What's that house doing up there?
By Phyllis Moore
Published in News on September 1, 2004 2:00 PM
The number one question posed by tour groups at Cherry Hospital is about the mystery silos with the house on top.
"What's that? How'd the house get up there?" is heard often by Tanya Rollins, director of special services. The structure is across the field from her office.
Don Edwards, buildings manager at Cherry, said the question has been raised so many times, he decided to make sure the story was preserved for future reference. Three years ago, anticipating the building might one day be demolished, he decided to videotape an interview with one of the original crew members.
"I wanted to capture a little bit of history while I can," he said.
Edwards also had a personal reason for preserving the story. His father was farm manager in the early days, and Edwards grew up on the grounds of the hospital.
"This was my playground," he said. "A lot of this means a lot to me."
He said that during that era, the hospital was like its own little town. It produced its own power, he said, the farm generated food, livestock and eggs. The patients worked on the farm for therapy.
At that time, employees were also required to live on the grounds.
"From management on down, there were a couple hundred houses out here," he said.
The hospital later stopped using the farm as its sole source of food and therapy for patients. Many of the buildings on the property from that era are no longer standing.
To tell the story behind the building that has become a conversation piece, Edwards sought the help of Ralph Jinnette, now 82 years old and retired.
In 1940, Jinnette, a 20-year-old college student at Mars Hill College, needed a summer job. He found work with a contractor and was one of two young men sent over to help build a grain elevator at Cherry Hospital.
"We dug the hole by hand, poured the foundation and built the floor by house jacks," he recalls.
He said it was a 24-hour-a-day job, seven days a week, working 12-hour shifts until it was finished. Jinnette said he was assigned to work from 7 a.m. until 7 p.m. Another man covered the 7 p.m. until 7 a.m. shift. Between 30 and 40 people helped with the project.
He said the concrete was mixed on one side of the field and brought over in wheelbarrows. It ran like clockwork and fortunately the weather cooperated, because there was no way the process could be stopped.

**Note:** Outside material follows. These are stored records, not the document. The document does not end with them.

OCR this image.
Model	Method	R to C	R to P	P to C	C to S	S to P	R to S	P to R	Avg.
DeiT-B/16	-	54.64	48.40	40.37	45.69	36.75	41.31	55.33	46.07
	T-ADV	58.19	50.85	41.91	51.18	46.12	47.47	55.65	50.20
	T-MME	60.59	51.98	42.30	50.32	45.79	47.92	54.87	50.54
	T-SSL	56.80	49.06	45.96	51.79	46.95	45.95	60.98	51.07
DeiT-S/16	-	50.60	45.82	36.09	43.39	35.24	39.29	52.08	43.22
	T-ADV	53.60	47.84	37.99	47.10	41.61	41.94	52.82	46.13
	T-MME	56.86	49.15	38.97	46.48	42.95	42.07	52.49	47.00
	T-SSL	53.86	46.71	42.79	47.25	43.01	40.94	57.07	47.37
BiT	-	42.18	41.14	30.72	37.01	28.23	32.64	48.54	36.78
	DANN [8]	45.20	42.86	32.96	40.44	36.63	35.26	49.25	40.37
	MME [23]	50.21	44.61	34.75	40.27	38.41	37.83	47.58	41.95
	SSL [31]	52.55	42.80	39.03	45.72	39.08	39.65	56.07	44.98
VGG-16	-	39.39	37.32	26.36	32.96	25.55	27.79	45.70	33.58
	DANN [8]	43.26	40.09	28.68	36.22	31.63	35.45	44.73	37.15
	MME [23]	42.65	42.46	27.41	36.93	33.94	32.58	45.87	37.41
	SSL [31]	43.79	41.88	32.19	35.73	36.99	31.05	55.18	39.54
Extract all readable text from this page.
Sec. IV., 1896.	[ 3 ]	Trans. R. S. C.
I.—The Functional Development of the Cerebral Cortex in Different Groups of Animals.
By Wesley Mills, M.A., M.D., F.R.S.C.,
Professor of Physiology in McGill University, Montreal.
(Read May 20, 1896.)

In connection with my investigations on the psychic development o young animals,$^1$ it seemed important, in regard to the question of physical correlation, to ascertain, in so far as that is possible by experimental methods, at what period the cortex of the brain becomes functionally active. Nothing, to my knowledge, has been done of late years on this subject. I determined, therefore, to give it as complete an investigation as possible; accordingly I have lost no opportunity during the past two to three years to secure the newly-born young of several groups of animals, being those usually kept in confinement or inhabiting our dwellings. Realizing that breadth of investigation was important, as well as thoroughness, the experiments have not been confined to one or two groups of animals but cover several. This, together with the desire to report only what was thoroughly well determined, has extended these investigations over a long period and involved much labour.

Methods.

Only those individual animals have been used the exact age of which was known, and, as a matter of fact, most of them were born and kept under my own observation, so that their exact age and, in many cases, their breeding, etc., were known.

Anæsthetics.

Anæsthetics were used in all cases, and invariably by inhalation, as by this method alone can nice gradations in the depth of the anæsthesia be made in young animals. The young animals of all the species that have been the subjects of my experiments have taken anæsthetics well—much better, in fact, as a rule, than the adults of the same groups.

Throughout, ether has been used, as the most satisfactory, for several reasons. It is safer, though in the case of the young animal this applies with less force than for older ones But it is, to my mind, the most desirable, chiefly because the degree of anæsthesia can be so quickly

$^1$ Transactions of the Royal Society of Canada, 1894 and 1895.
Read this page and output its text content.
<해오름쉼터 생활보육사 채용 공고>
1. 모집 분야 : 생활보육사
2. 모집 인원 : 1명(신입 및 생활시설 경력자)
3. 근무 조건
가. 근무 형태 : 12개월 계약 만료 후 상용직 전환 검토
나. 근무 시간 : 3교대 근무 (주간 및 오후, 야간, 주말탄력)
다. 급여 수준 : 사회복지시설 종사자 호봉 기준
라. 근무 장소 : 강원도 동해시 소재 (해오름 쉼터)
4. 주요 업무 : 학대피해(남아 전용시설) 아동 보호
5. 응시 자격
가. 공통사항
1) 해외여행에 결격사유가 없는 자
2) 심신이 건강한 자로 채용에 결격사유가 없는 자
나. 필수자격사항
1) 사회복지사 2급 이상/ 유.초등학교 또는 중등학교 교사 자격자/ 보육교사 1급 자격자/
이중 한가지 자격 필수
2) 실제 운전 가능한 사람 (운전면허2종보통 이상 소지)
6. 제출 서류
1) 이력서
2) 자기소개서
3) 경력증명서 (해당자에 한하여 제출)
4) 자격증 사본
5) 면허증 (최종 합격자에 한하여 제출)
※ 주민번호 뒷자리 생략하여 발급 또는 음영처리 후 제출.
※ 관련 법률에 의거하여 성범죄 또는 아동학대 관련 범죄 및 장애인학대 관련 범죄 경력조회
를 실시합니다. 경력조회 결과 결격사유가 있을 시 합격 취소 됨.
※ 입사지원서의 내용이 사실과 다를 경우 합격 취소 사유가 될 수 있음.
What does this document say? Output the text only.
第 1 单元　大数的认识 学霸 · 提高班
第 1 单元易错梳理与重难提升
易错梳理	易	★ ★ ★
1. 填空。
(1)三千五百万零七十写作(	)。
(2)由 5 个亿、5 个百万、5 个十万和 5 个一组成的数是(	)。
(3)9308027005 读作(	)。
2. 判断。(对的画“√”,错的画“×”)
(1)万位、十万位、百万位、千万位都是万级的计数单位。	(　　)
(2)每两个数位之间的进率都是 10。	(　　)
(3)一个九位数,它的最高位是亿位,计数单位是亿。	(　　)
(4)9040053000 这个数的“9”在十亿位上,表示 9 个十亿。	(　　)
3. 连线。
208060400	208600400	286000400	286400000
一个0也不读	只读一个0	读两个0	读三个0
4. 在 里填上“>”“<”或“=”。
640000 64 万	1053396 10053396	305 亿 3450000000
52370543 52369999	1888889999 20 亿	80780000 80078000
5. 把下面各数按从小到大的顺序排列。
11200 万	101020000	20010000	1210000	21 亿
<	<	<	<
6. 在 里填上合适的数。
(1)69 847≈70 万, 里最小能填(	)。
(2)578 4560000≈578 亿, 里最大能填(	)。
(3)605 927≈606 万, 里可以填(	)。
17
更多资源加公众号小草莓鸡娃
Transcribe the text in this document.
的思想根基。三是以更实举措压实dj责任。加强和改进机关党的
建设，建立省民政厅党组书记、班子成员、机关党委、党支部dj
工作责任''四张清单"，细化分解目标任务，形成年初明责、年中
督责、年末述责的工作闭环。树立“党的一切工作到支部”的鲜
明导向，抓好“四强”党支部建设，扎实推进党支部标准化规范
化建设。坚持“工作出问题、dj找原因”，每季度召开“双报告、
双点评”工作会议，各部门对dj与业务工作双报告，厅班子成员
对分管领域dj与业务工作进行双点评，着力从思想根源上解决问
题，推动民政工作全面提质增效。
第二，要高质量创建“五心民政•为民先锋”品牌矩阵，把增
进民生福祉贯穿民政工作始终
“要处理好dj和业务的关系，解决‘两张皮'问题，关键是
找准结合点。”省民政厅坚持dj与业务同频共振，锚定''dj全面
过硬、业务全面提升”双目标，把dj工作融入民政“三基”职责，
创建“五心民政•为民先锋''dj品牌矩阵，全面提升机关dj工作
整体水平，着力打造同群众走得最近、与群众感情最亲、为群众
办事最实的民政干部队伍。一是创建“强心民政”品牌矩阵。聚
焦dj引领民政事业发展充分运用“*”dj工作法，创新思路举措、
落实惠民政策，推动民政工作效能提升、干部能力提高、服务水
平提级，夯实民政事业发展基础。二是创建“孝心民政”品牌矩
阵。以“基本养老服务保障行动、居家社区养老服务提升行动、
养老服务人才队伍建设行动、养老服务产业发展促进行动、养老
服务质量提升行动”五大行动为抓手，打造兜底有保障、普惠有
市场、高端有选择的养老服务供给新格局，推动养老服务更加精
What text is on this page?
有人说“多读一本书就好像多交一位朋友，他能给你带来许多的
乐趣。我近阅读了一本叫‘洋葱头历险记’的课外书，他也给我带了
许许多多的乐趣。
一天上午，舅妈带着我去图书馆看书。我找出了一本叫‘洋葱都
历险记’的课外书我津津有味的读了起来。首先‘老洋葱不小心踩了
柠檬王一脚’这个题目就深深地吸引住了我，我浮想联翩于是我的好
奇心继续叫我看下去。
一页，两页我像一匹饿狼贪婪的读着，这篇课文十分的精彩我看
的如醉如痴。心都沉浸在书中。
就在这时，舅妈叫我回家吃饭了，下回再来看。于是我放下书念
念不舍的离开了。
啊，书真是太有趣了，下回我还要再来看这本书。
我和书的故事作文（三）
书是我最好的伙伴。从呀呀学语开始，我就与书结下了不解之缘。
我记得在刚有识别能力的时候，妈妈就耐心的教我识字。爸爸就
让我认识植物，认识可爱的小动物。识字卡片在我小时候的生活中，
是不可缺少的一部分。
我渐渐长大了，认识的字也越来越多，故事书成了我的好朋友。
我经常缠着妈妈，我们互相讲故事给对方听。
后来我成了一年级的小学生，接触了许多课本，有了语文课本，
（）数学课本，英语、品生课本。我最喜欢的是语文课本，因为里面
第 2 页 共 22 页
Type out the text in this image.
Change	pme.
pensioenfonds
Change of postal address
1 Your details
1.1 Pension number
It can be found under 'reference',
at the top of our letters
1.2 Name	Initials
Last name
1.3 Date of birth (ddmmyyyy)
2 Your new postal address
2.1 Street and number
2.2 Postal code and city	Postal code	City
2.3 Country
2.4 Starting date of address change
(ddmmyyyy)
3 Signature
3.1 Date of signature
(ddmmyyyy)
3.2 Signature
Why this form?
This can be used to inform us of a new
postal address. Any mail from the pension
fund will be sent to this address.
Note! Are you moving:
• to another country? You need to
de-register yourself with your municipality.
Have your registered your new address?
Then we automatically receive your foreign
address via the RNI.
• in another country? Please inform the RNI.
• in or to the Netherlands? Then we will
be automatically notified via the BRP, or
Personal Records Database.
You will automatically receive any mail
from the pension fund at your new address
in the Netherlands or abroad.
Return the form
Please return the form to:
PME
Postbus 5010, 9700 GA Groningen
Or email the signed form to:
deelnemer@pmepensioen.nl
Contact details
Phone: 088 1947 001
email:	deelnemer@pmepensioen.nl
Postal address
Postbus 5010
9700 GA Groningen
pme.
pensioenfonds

"Everything was going up together," he said. "You couldn't have a cold joint in that concrete. We worked on it for several weeks."
The concrete had to be poured into a form and had to be "jacked" repeatedly because the cement was fast-setting.
"You had to keep vibrating it to be sure it didn't 'honeycomb,'" Jinnette said, preventing it from later buckling when it dried.
All these years later, he says, "You still don't see any honeycombs in the concrete."
Used for grain and storage, the completed building had four circular silos surrounding a square one in the middle. A spiral staircase winds around the outside and leads to the structure on top that served as a work room for equipment to operate the silos.
The curious structure appears to have had a house dropped on top of it.
"People always think this is a house," Edwards said. "This is not a house. No one lives in it and never has."
He called it a mechanical room, housing a seed cleaner that separated the grain. It had four doors in the floor, one for each silo.
"I used to climb up when I was a kid and look down through those doors," he said. "There was a ladder to climb and we'd jump down into the grain, depending on the height it was in the silo."
The building was in use until around 1990. The North Carolina State University Department of Agriculture is now considered its owner.
Edwards said despite the passage of time, the structure was well-constructed and has remained virtually unchanged.